Potential venues include historic sites like the Scuola Grande della Misericordia, the Fondazione Giorgio Cini on San Giorgio Maggiore, and Bezos’s superyacht Koru anchored nearby. Local wedding planners Lanza & Baucina, famous for organizing George and Amal Clooney’s 2014 Venice wedding, are orchestrating the event. About 200 guests are expected—including celebrities such as Oprah, Mick Jagger, Kim Kardashian, Leonardo DiCaprio, and possibly Ivanka Trump. The wedding reportedly carries a $9–10 million price tag and is being hailed as the “wedding of the century.” It's poised to boost local businesses: luxury hotels are fully booked, cinque-star palazzos are reserved, and water taxis and yacht spaces have been cleared for Bezos's entourage. Activist group "No Space for Bezos" has plastered banners reading “No Space for Bezos” and “If you can rent Venice for your wedding, you can pay more tax” around landmarks like Rialto Bridge and Piazza San Marco. Protesters are planning peaceful canal blockades—bowing out of yachts or balloons—demanding the city not become a playground for billionaires.

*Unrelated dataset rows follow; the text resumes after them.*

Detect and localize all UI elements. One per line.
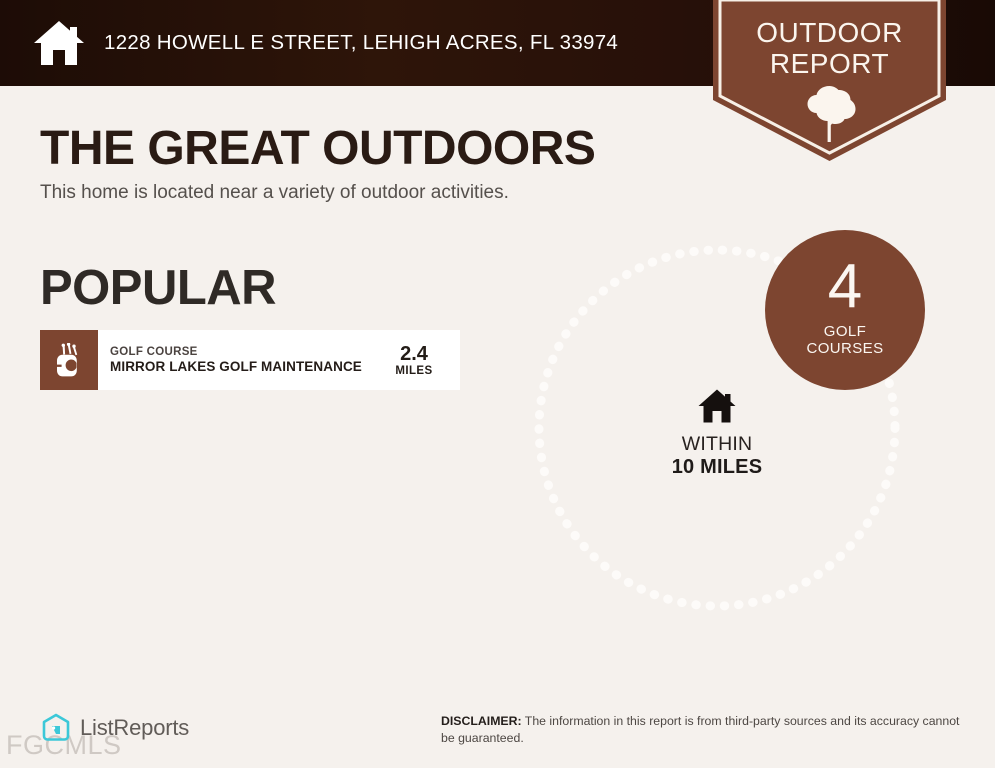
distance-unit: MILES: [395, 365, 432, 377]
list-item-category: GOLF COURSE: [110, 346, 374, 360]
page-subtitle: This home is located near a variety of o…: [40, 182, 509, 204]
listreports-logo-text: ListReports: [80, 715, 189, 741]
radius-within-label: WITHIN: [682, 433, 753, 456]
home-icon: [0, 19, 86, 67]
popular-list: GOLF COURSE MIRROR LAKES GOLF MAINTENANC…: [40, 330, 460, 390]
home-icon: [697, 388, 737, 424]
list-item-name: MIRROR LAKES GOLF MAINTENANCE: [110, 359, 374, 375]
disclaimer-label: DISCLAIMER:: [441, 714, 522, 728]
disclaimer: DISCLAIMER: The information in this repo…: [441, 713, 966, 746]
outdoor-report-badge: OUTDOOR REPORT: [713, 0, 946, 161]
count-label-line1: GOLF: [807, 323, 884, 340]
page-title: THE GREAT OUTDOORS: [40, 121, 595, 176]
list-item[interactable]: GOLF COURSE MIRROR LAKES GOLF MAINTENANC…: [40, 330, 460, 390]
section-heading-popular: POPULAR: [40, 260, 276, 316]
golf-bag-icon: [40, 330, 98, 390]
count-label-line2: COURSES: [807, 340, 884, 357]
golf-courses-count-badge: 4 GOLF COURSES: [765, 230, 925, 390]
svg-text:REPORT: REPORT: [770, 48, 889, 79]
list-item-text: GOLF COURSE MIRROR LAKES GOLF MAINTENANC…: [98, 330, 374, 390]
listreports-logo[interactable]: ListReports: [40, 712, 189, 744]
radius-graphic: WITHIN 10 MILES 4 GOLF COURSES: [517, 228, 937, 628]
list-item-distance: 2.4 MILES: [374, 330, 460, 390]
count-label: GOLF COURSES: [807, 323, 884, 357]
radius-within-value: 10 MILES: [672, 456, 763, 479]
count-value: 4: [828, 259, 862, 315]
property-address: 1228 HOWELL E STREET, LEHIGH ACRES, FL 3…: [104, 31, 618, 55]
svg-text:OUTDOOR: OUTDOOR: [756, 17, 903, 48]
radius-center-label: WITHIN 10 MILES: [637, 388, 797, 479]
distance-value: 2.4: [400, 344, 428, 365]
listreports-house-icon: [40, 712, 72, 744]
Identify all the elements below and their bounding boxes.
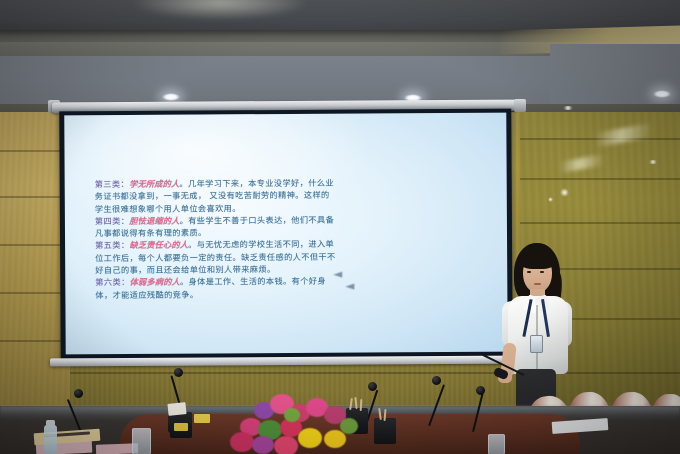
presenter-id-badge [530,335,543,353]
conference-room-photo: 第三类：学无所成的人。几年学习下来，本专业没学好，什么业 务证书都没拿到，一事无… [0,0,680,454]
slide-line-highlight: 胆怯退缩的人 [129,216,179,226]
slide-line-rest: 。几年学习下来，本专业没学好，什么业 [179,178,334,189]
slide-line-lead: 第三类： [95,179,129,189]
flower-petal [230,432,254,452]
flower-petal [324,430,346,448]
slide-line-lead: 第五类： [95,240,129,250]
mouse-cursor-icon [345,284,354,290]
flower-petal [340,418,358,434]
slide-line: 体，才能适应残酷的竞争。 [95,286,495,301]
slide-line-rest: 体，才能适应残酷的竞争。 [95,289,198,300]
microphone-head-icon [368,382,377,391]
slide-line-lead: 第四类： [95,216,129,226]
flower-petal [298,428,322,448]
bottle-cap [46,420,55,426]
wall-seam [520,222,680,224]
slide-line-rest: 。身体是工作、生活的本钱。有个好身 [180,276,326,287]
wall-light-spot [562,106,574,110]
wall-seam [0,340,70,342]
ceiling-light-glow [130,0,310,20]
slide-line-rest: 。有些学生不善于口头表达，他们不具备 [180,215,335,226]
drinking-glass [488,434,505,454]
presenter-eye-right [540,271,544,273]
slide-line-rest: 好自己的事，而且还会给单位和别人带来麻烦。 [95,264,275,275]
ceiling-right-panel [550,44,680,108]
slide-line-rest: 务证书都没拿到，一事无成， 又没有吃苦耐劳的精神。这样的 [95,190,330,201]
projector-screen: 第三类：学无所成的人。几年学习下来，本专业没学好，什么业 务证书都没拿到，一事无… [59,109,513,360]
drinking-glass [132,428,151,454]
downlight-icon [162,93,180,101]
slide-line-highlight: 学无所成的人 [129,179,179,189]
wall-light-spot [560,188,569,197]
slide-line-highlight: 体弱多病的人 [130,277,180,287]
document-paper [194,414,210,423]
presenter-mouth [534,283,541,285]
downlight-icon [653,90,671,98]
presenter-hair-fringe [520,251,555,269]
wall-light-spot [548,197,553,202]
slide-line-rest: 。与无忧无虑的学校生活不同，进入单 [188,239,334,250]
slide-line-rest: 凡事都说得有条有理的素质。 [95,228,207,239]
slide-text-block: 第三类：学无所成的人。几年学习下来，本专业没学好，什么业 务证书都没拿到，一事无… [95,176,496,301]
projected-slide: 第三类：学无所成的人。几年学习下来，本专业没学好，什么业 务证书都没拿到，一事无… [64,113,507,355]
presenter-eye-left [527,271,531,273]
flower-petal [284,408,300,422]
document-paper [167,402,186,416]
wall-seam [520,178,680,180]
screen-roller-cap-right [514,99,526,112]
slide-line-lead: 第六类： [95,277,129,287]
document-paper [174,423,188,431]
flower-petal [274,436,298,454]
slide-line-rest: 学生很难想象哪个用人单位会喜欢用。 [95,203,241,214]
flower-arrangement [228,392,418,454]
water-bottle [44,425,57,454]
slide-line-rest: 位工作后，每个人都要负一定的责任。缺乏责任感的人不但干不 [95,251,336,262]
wall-light-spot [648,160,658,164]
flower-petal [252,436,274,454]
wall-seam [70,372,680,374]
microphone-head-icon [174,368,183,377]
microphone-head-icon [476,386,485,395]
slide-line-highlight: 缺乏责任心的人 [129,240,188,250]
mouse-cursor-icon [333,272,342,278]
ceiling-upper-slab [0,0,680,32]
microphone-head-icon [74,389,83,398]
microphone-head-icon [432,376,441,385]
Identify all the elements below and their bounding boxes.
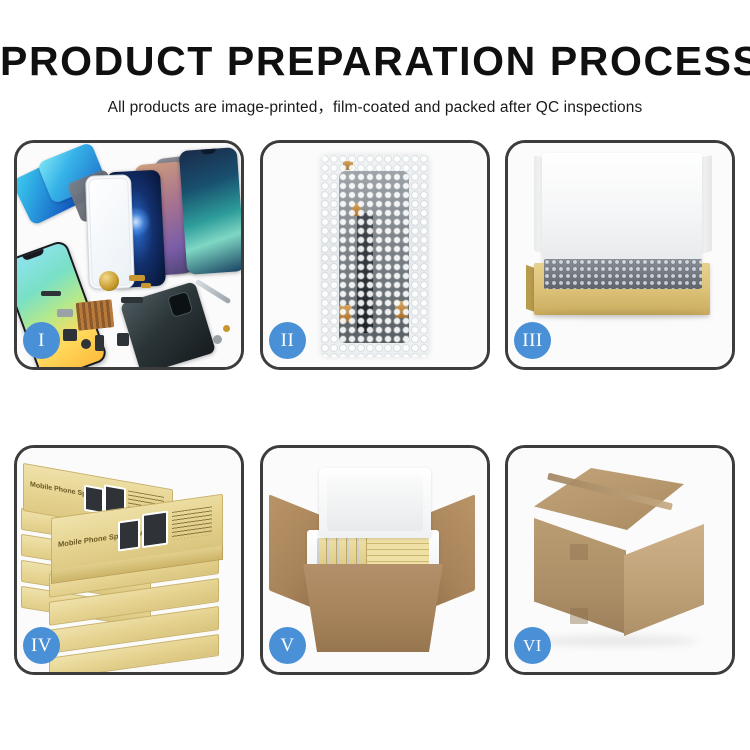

Greenpeace unfurled a banner at St Mark’s Square calling for increased billionaire taxes, pointing to concerns over tax avoidance and elitism. In response to both protests and geopolitical concerns (nearby U.S. bases and tensions in the Middle East), Venice has deployed tight security, reserved all nine yacht ports, banned drones, and even involved former U.S. Marines. Mayor Luigi Brugnaro remains supportive, stating the wedding “brings millions in economic returns” and likening the protests to "pain-in-the-ass" disruptions that Venetians can weather.
Opponents argue the city is already under strain from mass tourism, and the wedding underscores how Venice is becoming a "showcase" for the ultra-rich—cannibalizing limited space and driving out locals. Organizers counter that 80% of goods and services, from Murano glass to local pastries, come from Venetian suppliers, and they've pledged minimal disruption with carefully curated logistics.
Bezos and Sánchez’s Venice wedding is more than haute couture and A-list guests—it’s a clash of spectacle and civic pride. A high-risk, high-reward event for Venice, it poses tough questions about the impact of extreme wealth, global tourism, and local culture. For now, everyone’s watching—locals, celebrities, and activists alike—waiting to see if this glamorous event becomes a moment of unity or division.